#AceFinanceNews – CHINA:July.27: A further HK$8.4 billion has been “restrained” or put beyond the reach of crime lords over the same period thanks to the landmark Organised and Serious Crimes Ordinance (OSCO) which turns 20 this year and was designed to hit criminals where it hurts most – in the pocket.
Official figures – published for the first time today – also reveal that the amount of criminal assets recovered by the government in the past 10 years – a total of HK$2.6 billion – is 28 times more than was recovered in the preceding decade under OSCO.
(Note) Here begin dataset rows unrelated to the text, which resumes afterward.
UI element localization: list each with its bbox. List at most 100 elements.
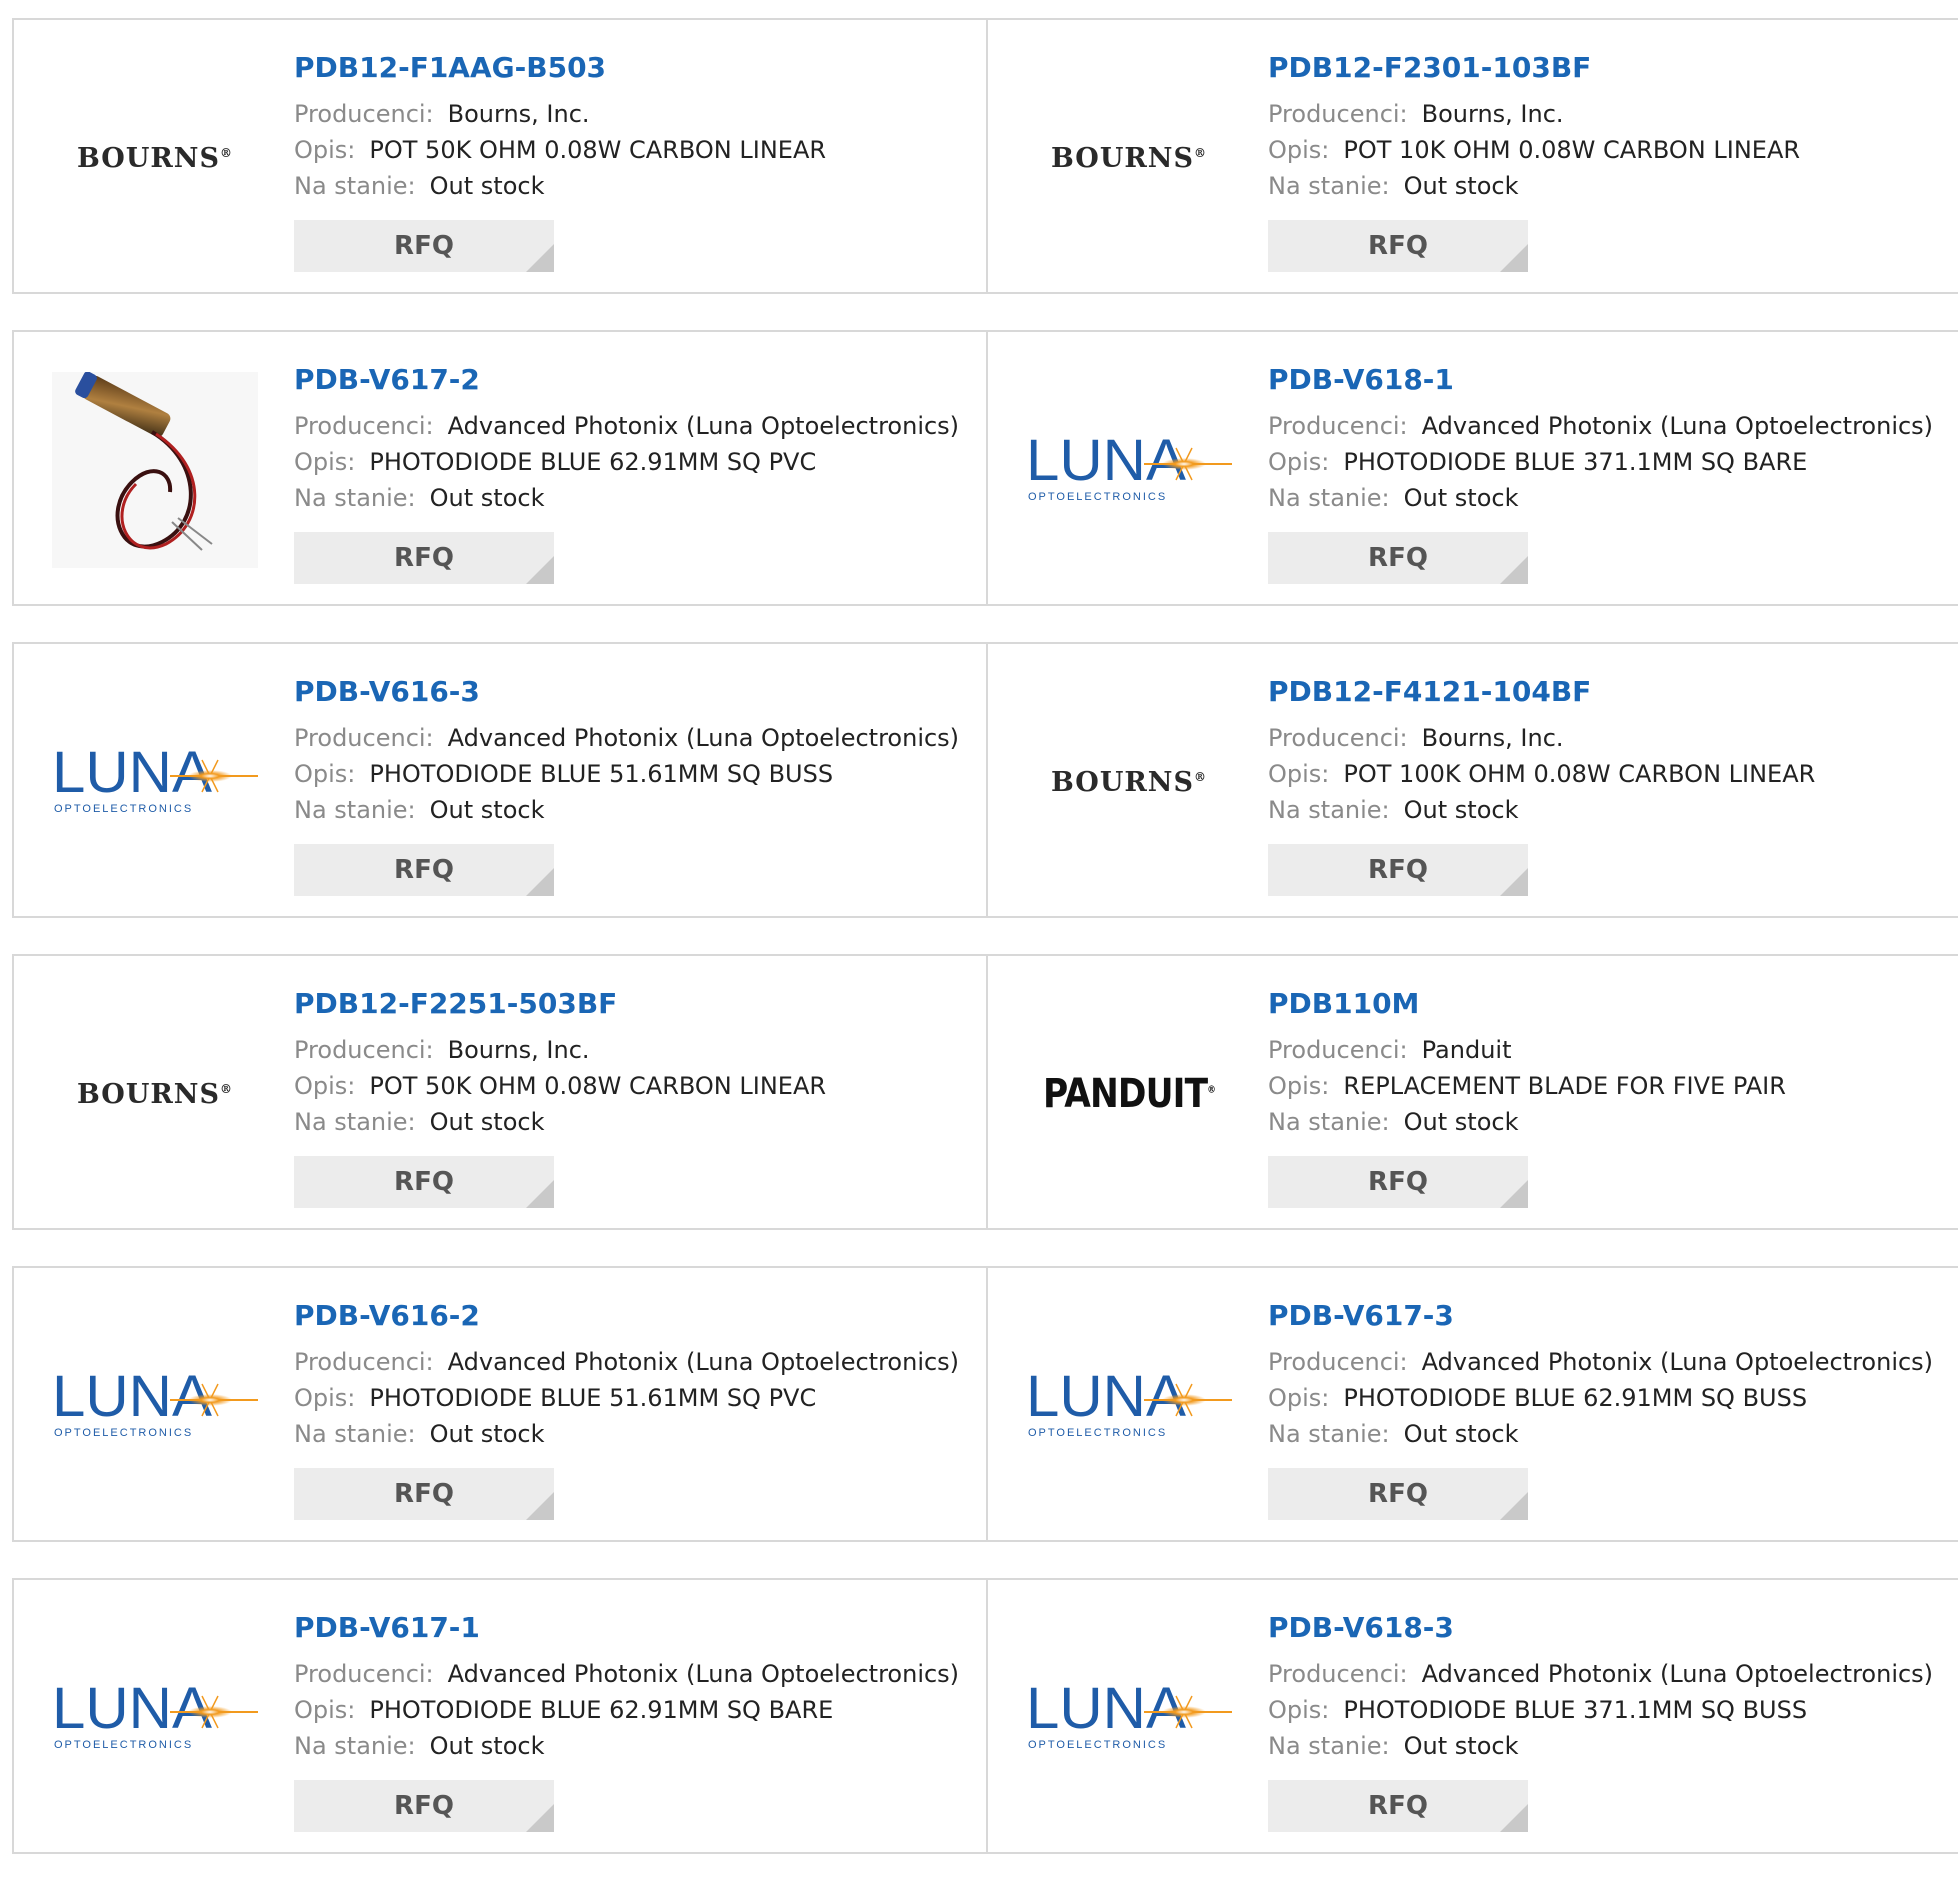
part-number-link[interactable]: PDB12-F2251-503BF — [294, 986, 976, 1022]
description-value: PHOTODIODE BLUE 62.91MM SQ BARE — [369, 1696, 834, 1724]
product-info: PDB-V616-2 Producenci: Advanced Photonix … — [294, 1298, 976, 1520]
manufacturer-label: Producenci: — [294, 1348, 434, 1376]
description-label: Opis: — [294, 1696, 356, 1724]
part-number-link[interactable]: PDB12-F2301-103BF — [1268, 50, 1948, 86]
description-line: Opis: POT 100K OHM 0.08W CARBON LINEAR — [1268, 756, 1948, 792]
luna-logo[interactable]: LUNA OPTOELECTRONICS — [1026, 372, 1232, 568]
luna-logo[interactable]: LUNA OPTOELECTRONICS — [52, 684, 258, 880]
corner-triangle-icon — [526, 1492, 554, 1520]
bourns-logo-text: BOURNS® — [76, 1078, 233, 1110]
part-number-link[interactable]: PDB-V618-1 — [1268, 362, 1948, 398]
product-row: BOURNS® PDB12-F2251-503BF Producenci: Bou… — [12, 954, 1958, 1230]
part-number-link[interactable]: PDB12-F4121-104BF — [1268, 674, 1948, 710]
svg-text:LUNA: LUNA — [52, 1678, 212, 1741]
rfq-button[interactable]: RFQ — [1268, 1780, 1528, 1832]
rfq-button[interactable]: RFQ — [294, 1780, 554, 1832]
bourns-logo[interactable]: BOURNS® — [52, 60, 258, 256]
product-row: LUNA OPTOELECTRONICS PDB-V616-2 Producenc… — [12, 1266, 1958, 1542]
description-label: Opis: — [294, 1072, 356, 1100]
product-card: LUNA OPTOELECTRONICS PDB-V616-3 Producenc… — [14, 644, 986, 916]
rfq-button[interactable]: RFQ — [1268, 532, 1528, 584]
rfq-button[interactable]: RFQ — [1268, 1468, 1528, 1520]
part-number-link[interactable]: PDB-V617-3 — [1268, 1298, 1948, 1334]
part-number-link[interactable]: PDB110M — [1268, 986, 1948, 1022]
svg-text:OPTOELECTRONICS: OPTOELECTRONICS — [54, 1427, 193, 1439]
product-info: PDB12-F1AAG-B503 Producenci: Bourns, Inc.… — [294, 50, 976, 272]
description-line: Opis: PHOTODIODE BLUE 51.61MM SQ BUSS — [294, 756, 976, 792]
corner-triangle-icon — [526, 1804, 554, 1832]
product-info: PDB12-F2251-503BF Producenci: Bourns, Inc… — [294, 986, 976, 1208]
rfq-label: RFQ — [394, 1167, 454, 1197]
product-card: BOURNS® PDB12-F2251-503BF Producenci: Bou… — [14, 956, 986, 1228]
part-number-link[interactable]: PDB-V616-3 — [294, 674, 976, 710]
part-number-link[interactable]: PDB12-F1AAG-B503 — [294, 50, 976, 86]
rfq-label: RFQ — [394, 543, 454, 573]
product-card: BOURNS® PDB12-F2301-103BF Producenci: Bou… — [986, 20, 1958, 292]
corner-triangle-icon — [1500, 1804, 1528, 1832]
manufacturer-line: Producenci: Bourns, Inc. — [294, 1032, 976, 1068]
product-card: LUNA OPTOELECTRONICS PDB-V618-1 Producenc… — [986, 332, 1958, 604]
luna-logo[interactable]: LUNA OPTOELECTRONICS — [52, 1620, 258, 1816]
part-number-link[interactable]: PDB-V616-2 — [294, 1298, 976, 1334]
svg-text:OPTOELECTRONICS: OPTOELECTRONICS — [54, 1739, 193, 1751]
part-number-link[interactable]: PDB-V618-3 — [1268, 1610, 1948, 1646]
product-row: PDB-V617-2 Producenci: Advanced Photonix … — [12, 330, 1958, 606]
stock-line: Na stanie: Out stock — [294, 480, 976, 516]
rfq-button[interactable]: RFQ — [1268, 844, 1528, 896]
stock-line: Na stanie: Out stock — [294, 1416, 976, 1452]
manufacturer-line: Producenci: Advanced Photonix (Luna Optoe… — [1268, 1656, 1948, 1692]
svg-text:OPTOELECTRONICS: OPTOELECTRONICS — [1028, 491, 1167, 503]
rfq-button[interactable]: RFQ — [294, 220, 554, 272]
product-info: PDB-V617-2 Producenci: Advanced Photonix … — [294, 362, 976, 584]
rfq-label: RFQ — [394, 231, 454, 261]
description-value: PHOTODIODE BLUE 371.1MM SQ BUSS — [1343, 1696, 1808, 1724]
luna-logo[interactable]: LUNA OPTOELECTRONICS — [1026, 1308, 1232, 1504]
corner-triangle-icon — [1500, 244, 1528, 272]
rfq-button[interactable]: RFQ — [294, 532, 554, 584]
manufacturer-value: Advanced Photonix (Luna Optoelectronics) — [1421, 412, 1934, 440]
rfq-button[interactable]: RFQ — [1268, 220, 1528, 272]
rfq-label: RFQ — [1368, 855, 1428, 885]
description-label: Opis: — [294, 760, 356, 788]
manufacturer-value: Bourns, Inc. — [1421, 724, 1564, 752]
corner-triangle-icon — [526, 244, 554, 272]
product-card: PDB-V617-2 Producenci: Advanced Photonix … — [14, 332, 986, 604]
manufacturer-line: Producenci: Panduit — [1268, 1032, 1948, 1068]
rfq-button[interactable]: RFQ — [294, 844, 554, 896]
product-info: PDB-V618-1 Producenci: Advanced Photonix … — [1268, 362, 1948, 584]
part-number-link[interactable]: PDB-V617-2 — [294, 362, 976, 398]
manufacturer-label: Producenci: — [1268, 1036, 1408, 1064]
panduit-logo[interactable]: PANDUIT® — [1026, 996, 1232, 1192]
stock-value: Out stock — [1403, 1420, 1519, 1448]
product-row: BOURNS® PDB12-F1AAG-B503 Producenci: Bour… — [12, 18, 1958, 294]
bourns-logo[interactable]: BOURNS® — [52, 996, 258, 1192]
stock-label: Na stanie: — [1268, 1732, 1390, 1760]
rfq-button[interactable]: RFQ — [1268, 1156, 1528, 1208]
bourns-logo[interactable]: BOURNS® — [1026, 684, 1232, 880]
stock-value: Out stock — [1403, 172, 1519, 200]
description-line: Opis: PHOTODIODE BLUE 62.91MM SQ BARE — [294, 1692, 976, 1728]
part-number-link[interactable]: PDB-V617-1 — [294, 1610, 976, 1646]
description-value: POT 50K OHM 0.08W CARBON LINEAR — [369, 136, 827, 164]
manufacturer-value: Bourns, Inc. — [447, 100, 590, 128]
rfq-button[interactable]: RFQ — [294, 1156, 554, 1208]
bourns-logo-text: BOURNS® — [1050, 766, 1207, 798]
luna-logo[interactable]: LUNA OPTOELECTRONICS — [52, 1308, 258, 1504]
product-info: PDB110M Producenci: Panduit Opis: REPLACEM… — [1268, 986, 1948, 1208]
bourns-logo[interactable]: BOURNS® — [1026, 60, 1232, 256]
manufacturer-line: Producenci: Advanced Photonix (Luna Optoe… — [294, 720, 976, 756]
description-value: POT 100K OHM 0.08W CARBON LINEAR — [1343, 760, 1816, 788]
description-line: Opis: POT 50K OHM 0.08W CARBON LINEAR — [294, 132, 976, 168]
rfq-button[interactable]: RFQ — [294, 1468, 554, 1520]
svg-text:LUNA: LUNA — [52, 1366, 212, 1429]
stock-value: Out stock — [429, 1420, 545, 1448]
stock-value: Out stock — [429, 1732, 545, 1760]
svg-text:LUNA: LUNA — [1026, 430, 1186, 493]
photodiode-image[interactable] — [52, 372, 258, 568]
stock-line: Na stanie: Out stock — [1268, 1728, 1948, 1764]
product-card: LUNA OPTOELECTRONICS PDB-V617-1 Producenc… — [14, 1580, 986, 1852]
luna-logo-svg: LUNAOPTOELECTRONICS — [52, 1678, 258, 1751]
description-value: PHOTODIODE BLUE 62.91MM SQ PVC — [369, 448, 817, 476]
description-label: Opis: — [1268, 448, 1330, 476]
luna-logo[interactable]: LUNA OPTOELECTRONICS — [1026, 1620, 1232, 1816]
As concerns mount about creeping crime rates after a wave of robberies at the homes of some of the city’s wealthiest residents and the kidnap for ransom of a city heiress, one of the law’s main architects, senior counsel Michael Blanchflower, said it was as relevant today as it was when it was conceived two decades ago.
“If you look at the figures and undoubted maturing of its application across what we’re considered organised crimes when we drafted the law in 1995 and those which were not even on the radar, I think it has to be said that OSCO has been a success,” he said.
“It was a response to a real and very sincerely felt community concern all those years ago that something had to be done about a rising tide of very serious and organised crime in the city. That it has gone a significant way in dealing with that is not in doubt.”
OSCO is based in part on the United States’ RICO laws that brought down powerful Mafia families. The most high-profile, and perhaps only, case in which OSCO received the sort of exposure normally granted to mafia dons was that of the larger-than-life crime boss, “Big Spender” Cheung Tze-keung.
In 1999, it was used to freeze about HK$160 million in assets belonging to Cheung, who had been executed on the mainland a year earlier for kidnapping one of the sons of Hong Kong’s richest man Li Ka-shing, among other offences. But OSCO snatched defeat from the jaws of victory, when the seized assets had to be released to the late Big Spender’s family due to a lack of evidence.